Scientists in quantum leap in chip light source
Team in China says the semiconductor gallium nitride may help vastly speed up computation
Researchers in China have moved a step closer to building a quantum chip with the world-first use of a common semiconductor to create a quantum light source.
Quantum chips have the potential to solve complex problems exponentially faster than through conventional, electron-based computation, but scientists have struggled to build the components needed for an integrated circuit.
A team in China now says they created one of those components – a quantum light source – using the semiconductor gallium nitride (GaN), a material used for decades in blue-light-emitting diodes.
The device has “remarkable potential” for building small, robust quantum chips, according to the team from the University of Electronic Science and Technology of China (UESTC), Tsinghua University and the Shanghai Institute of Microsystem and Information Technology.
The light source produced pairs of light particles entangled at the quantum level, that can be used to carry information. Compared with existing quantum light sources based on materials such as silicon nitride and indium phosphide, the new device had a much wider wavelength range and could be used to build other major components of a quantum circuit, the team reported in the journal Physical Review Letters last month.

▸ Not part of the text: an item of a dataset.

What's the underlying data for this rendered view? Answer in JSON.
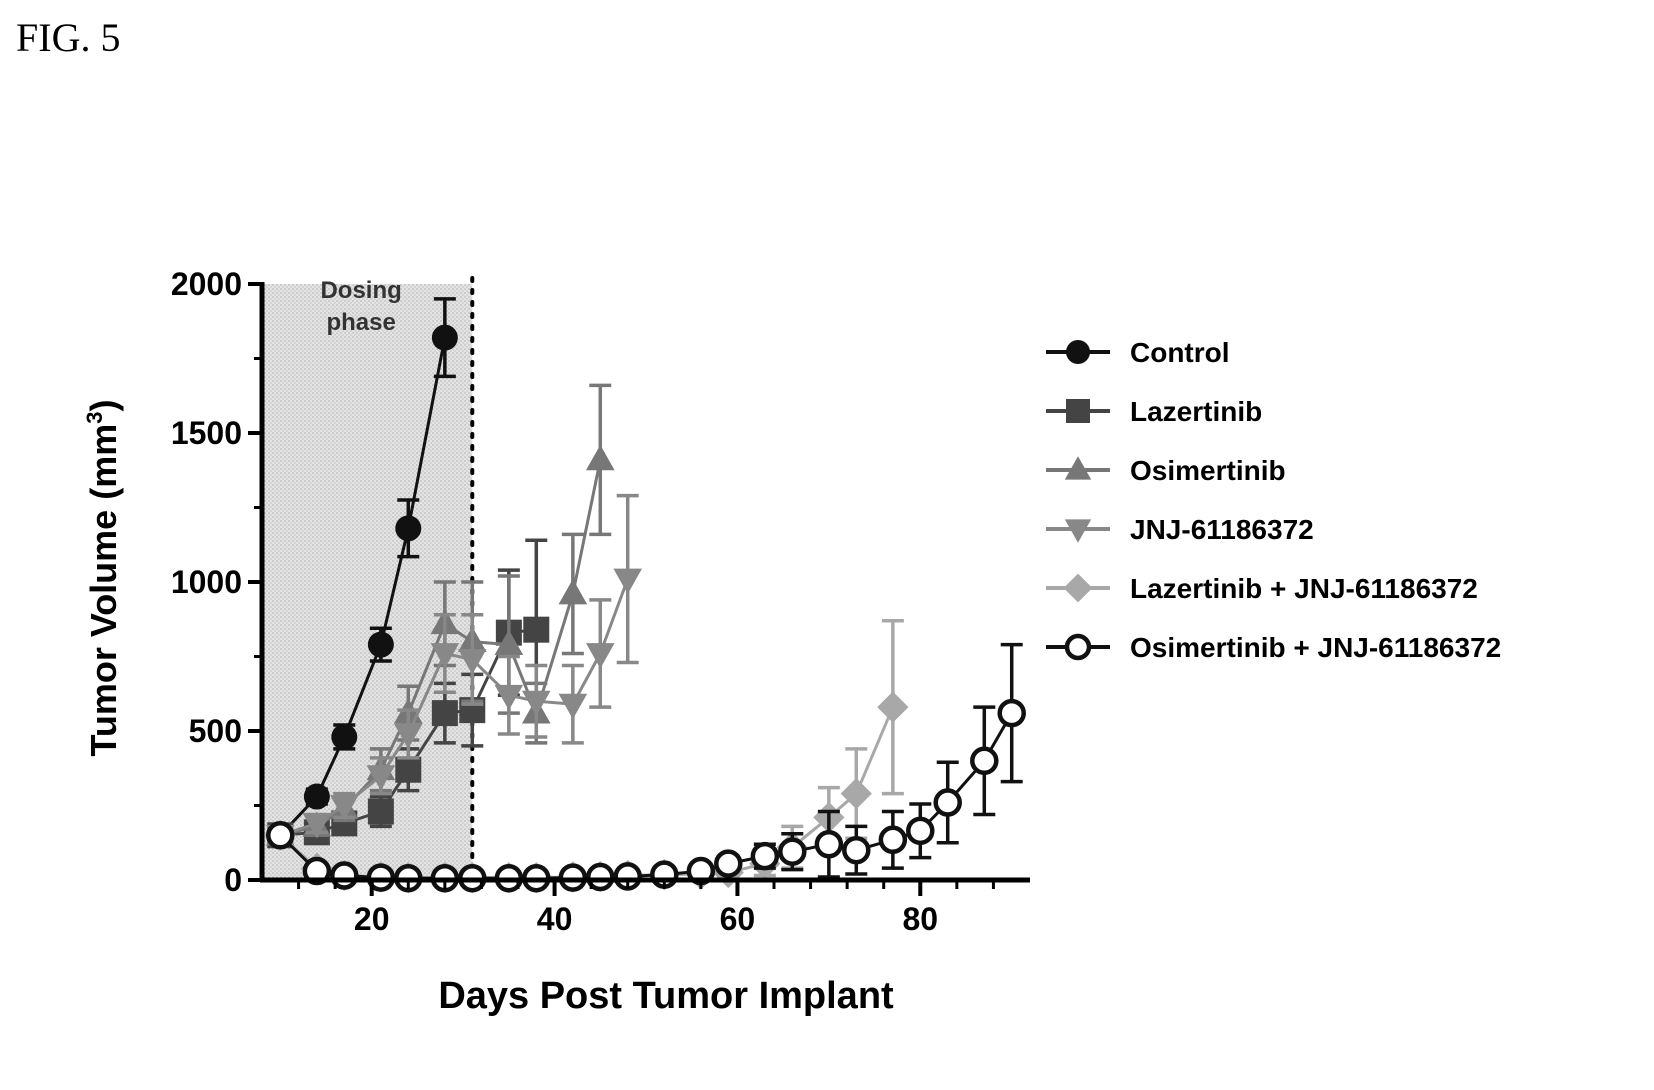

“We demonstrate that gallium nitride is a good quantum material platform for photonic quantum information, in which the generation of quantum light is crucial,” lead author Zhou Qiang from UESTC told Physics Magazine.

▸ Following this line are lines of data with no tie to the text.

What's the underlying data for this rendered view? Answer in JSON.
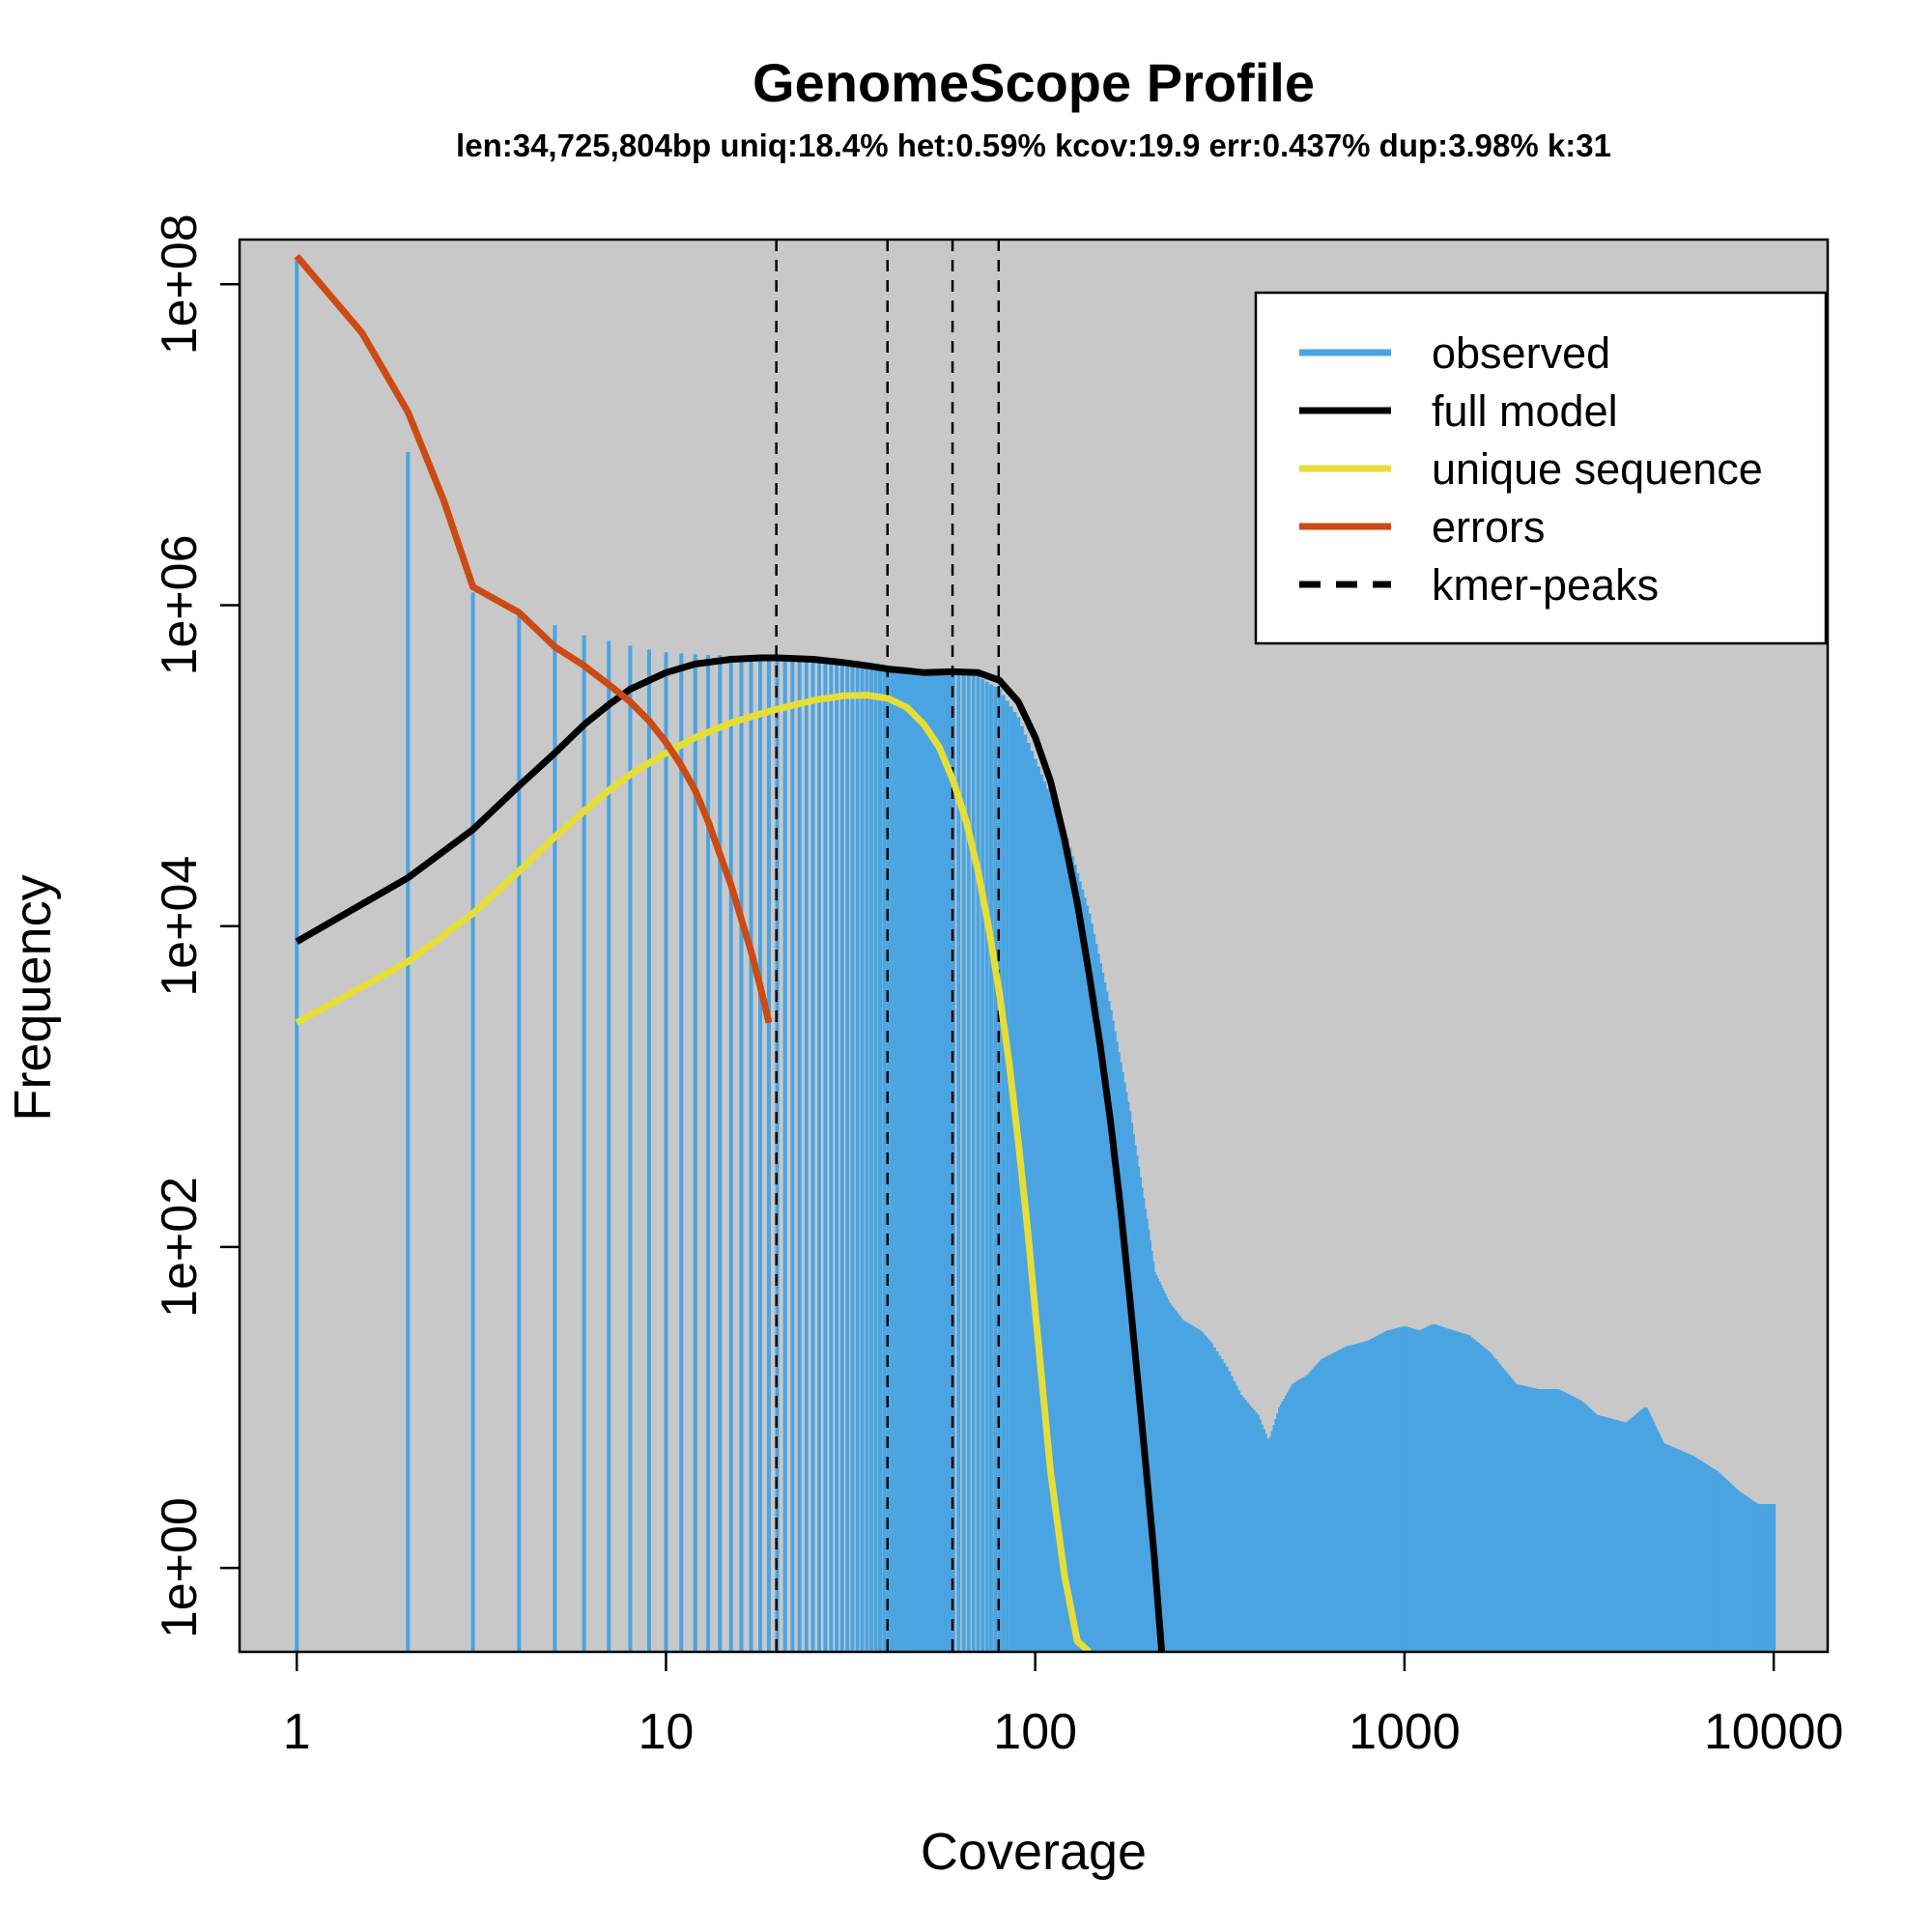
{
  "chart_data": {
    "type": "line",
    "title": "GenomeScope Profile",
    "subtitle": "len:34,725,804bp uniq:18.4%  het:0.59% kcov:19.9 err:0.437%  dup:3.98%  k:31",
    "xlabel": "Coverage",
    "ylabel": "Frequency",
    "x_scale": "log",
    "y_scale": "log",
    "xlim": [
      0.7,
      14000
    ],
    "ylim": [
      0.3,
      190000000
    ],
    "x_ticks": [
      1,
      10,
      100,
      1000,
      10000
    ],
    "x_tick_labels": [
      "1",
      "10",
      "100",
      "1000",
      "10000"
    ],
    "y_ticks": [
      1,
      100,
      10000,
      1000000,
      100000000
    ],
    "y_tick_labels": [
      "1e+00",
      "1e+02",
      "1e+04",
      "1e+06",
      "1e+08"
    ],
    "background": "#c8c8c8",
    "legend_position": "top-right",
    "series": [
      {
        "name": "observed",
        "style": "histogram",
        "color": "#4aa4e2",
        "points": [
          [
            1,
            140000000
          ],
          [
            2,
            9000000
          ],
          [
            3,
            1200000
          ],
          [
            4,
            900000
          ],
          [
            5,
            750000
          ],
          [
            6,
            650000
          ],
          [
            7,
            600000
          ],
          [
            8,
            560000
          ],
          [
            9,
            530000
          ],
          [
            10,
            510000
          ],
          [
            11,
            500000
          ],
          [
            12,
            495000
          ],
          [
            13,
            490000
          ],
          [
            14,
            488000
          ],
          [
            15,
            486000
          ],
          [
            16,
            484000
          ],
          [
            17,
            482000
          ],
          [
            18,
            480000
          ],
          [
            19,
            478000
          ],
          [
            20,
            475000
          ],
          [
            22,
            470000
          ],
          [
            25,
            460000
          ],
          [
            30,
            440000
          ],
          [
            35,
            420000
          ],
          [
            40,
            400000
          ],
          [
            50,
            380000
          ],
          [
            60,
            380000
          ],
          [
            70,
            360000
          ],
          [
            80,
            300000
          ],
          [
            90,
            200000
          ],
          [
            100,
            110000
          ],
          [
            120,
            40000
          ],
          [
            140,
            12000
          ],
          [
            160,
            3000
          ],
          [
            180,
            700
          ],
          [
            200,
            150
          ],
          [
            210,
            70
          ],
          [
            230,
            45
          ],
          [
            250,
            35
          ],
          [
            280,
            30
          ],
          [
            300,
            25
          ],
          [
            330,
            18
          ],
          [
            360,
            12
          ],
          [
            400,
            9
          ],
          [
            430,
            6
          ],
          [
            460,
            10
          ],
          [
            500,
            14
          ],
          [
            550,
            16
          ],
          [
            600,
            20
          ],
          [
            700,
            24
          ],
          [
            800,
            26
          ],
          [
            900,
            30
          ],
          [
            1000,
            32
          ],
          [
            1100,
            30
          ],
          [
            1200,
            33
          ],
          [
            1300,
            31
          ],
          [
            1500,
            28
          ],
          [
            1700,
            22
          ],
          [
            2000,
            14
          ],
          [
            2300,
            13
          ],
          [
            2600,
            13
          ],
          [
            3000,
            11
          ],
          [
            3300,
            9
          ],
          [
            4000,
            8
          ],
          [
            4500,
            10
          ],
          [
            5000,
            6
          ],
          [
            6000,
            5
          ],
          [
            7000,
            4
          ],
          [
            8000,
            3
          ],
          [
            9000,
            2.5
          ],
          [
            10000,
            2.5
          ]
        ]
      },
      {
        "name": "full model",
        "style": "line",
        "color": "#000000",
        "points": [
          [
            1,
            8000
          ],
          [
            2,
            20000
          ],
          [
            3,
            40000
          ],
          [
            4,
            75000
          ],
          [
            5,
            120000
          ],
          [
            6,
            180000
          ],
          [
            7,
            240000
          ],
          [
            8,
            300000
          ],
          [
            10,
            380000
          ],
          [
            12,
            430000
          ],
          [
            15,
            460000
          ],
          [
            18,
            470000
          ],
          [
            20,
            470000
          ],
          [
            25,
            460000
          ],
          [
            30,
            440000
          ],
          [
            35,
            420000
          ],
          [
            40,
            400000
          ],
          [
            45,
            390000
          ],
          [
            50,
            380000
          ],
          [
            60,
            385000
          ],
          [
            70,
            380000
          ],
          [
            80,
            340000
          ],
          [
            90,
            250000
          ],
          [
            100,
            150000
          ],
          [
            110,
            80000
          ],
          [
            120,
            35000
          ],
          [
            130,
            14000
          ],
          [
            140,
            5000
          ],
          [
            150,
            1800
          ],
          [
            160,
            600
          ],
          [
            170,
            180
          ],
          [
            180,
            50
          ],
          [
            190,
            14
          ],
          [
            200,
            4
          ],
          [
            210,
            1.2
          ],
          [
            220,
            0.3
          ]
        ]
      },
      {
        "name": "unique sequence",
        "style": "line",
        "color": "#e6de37",
        "points": [
          [
            1,
            2500
          ],
          [
            2,
            6000
          ],
          [
            3,
            12000
          ],
          [
            4,
            22000
          ],
          [
            5,
            36000
          ],
          [
            6,
            52000
          ],
          [
            7,
            70000
          ],
          [
            8,
            88000
          ],
          [
            10,
            120000
          ],
          [
            12,
            150000
          ],
          [
            15,
            185000
          ],
          [
            18,
            210000
          ],
          [
            20,
            225000
          ],
          [
            25,
            255000
          ],
          [
            30,
            272000
          ],
          [
            35,
            275000
          ],
          [
            40,
            262000
          ],
          [
            45,
            230000
          ],
          [
            50,
            180000
          ],
          [
            55,
            130000
          ],
          [
            60,
            80000
          ],
          [
            65,
            45000
          ],
          [
            70,
            22000
          ],
          [
            75,
            9500
          ],
          [
            80,
            3800
          ],
          [
            85,
            1400
          ],
          [
            90,
            450
          ],
          [
            95,
            140
          ],
          [
            100,
            40
          ],
          [
            110,
            4
          ],
          [
            120,
            0.9
          ],
          [
            130,
            0.35
          ],
          [
            140,
            0.3
          ]
        ]
      },
      {
        "name": "errors",
        "style": "line",
        "color": "#cc4a13",
        "points": [
          [
            1,
            150000000
          ],
          [
            1.5,
            50000000
          ],
          [
            2,
            16000000
          ],
          [
            2.5,
            4500000
          ],
          [
            3,
            1300000
          ],
          [
            4,
            900000
          ],
          [
            5,
            550000
          ],
          [
            6,
            420000
          ],
          [
            7,
            320000
          ],
          [
            8,
            250000
          ],
          [
            9,
            190000
          ],
          [
            10,
            140000
          ],
          [
            11,
            100000
          ],
          [
            12,
            70000
          ],
          [
            13,
            45000
          ],
          [
            14,
            28000
          ],
          [
            15,
            18000
          ],
          [
            16,
            11000
          ],
          [
            17,
            7000
          ],
          [
            18,
            4200
          ],
          [
            19,
            2500
          ]
        ]
      },
      {
        "name": "kmer-peaks",
        "style": "vline",
        "color": "#000000",
        "x": [
          19.9,
          39.8,
          59.7,
          79.6
        ]
      }
    ]
  }
}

Quantum optics expert Thomas Walther from the Technical University of Darmstadt in Germany told the magazine that the work was “a major step forward” because it could cut the cost of manufacturing such systems and make them much more compact and rugged than they were today.
In their experiment, Zhou and his colleagues first grew a thin film of GaN on a sapphire layer. Then they etched a ring in the film that was 120 micrometres across, allowing light particles from laser beams to travel around the ring.
When the researchers fed infrared laser light into the GaN film, some light particles were trapped and became “resonant” in pairs.
Because of an effect known as spontaneous four-wave mixing, some resonant pairs gave rise to a new pair of light particles that were entangled with each other.
The degree of entanglement produced by the GaN ring was “comparable” to the level measured for other quantum light sources, Zhou told Physics Magazine. The output wavelength range also extended from 25.6 nanometres with previous materials to 100 nanometres with the new device.
“By providing more wavelength resources, we will be able to meet the needs of more users hoping to access a quantum network via different wavelengths,” Zhou told Science and Technology Daily.
Besides the quantum light source, GaN is also a promising material for making other components of a quantum circuit, according to the team.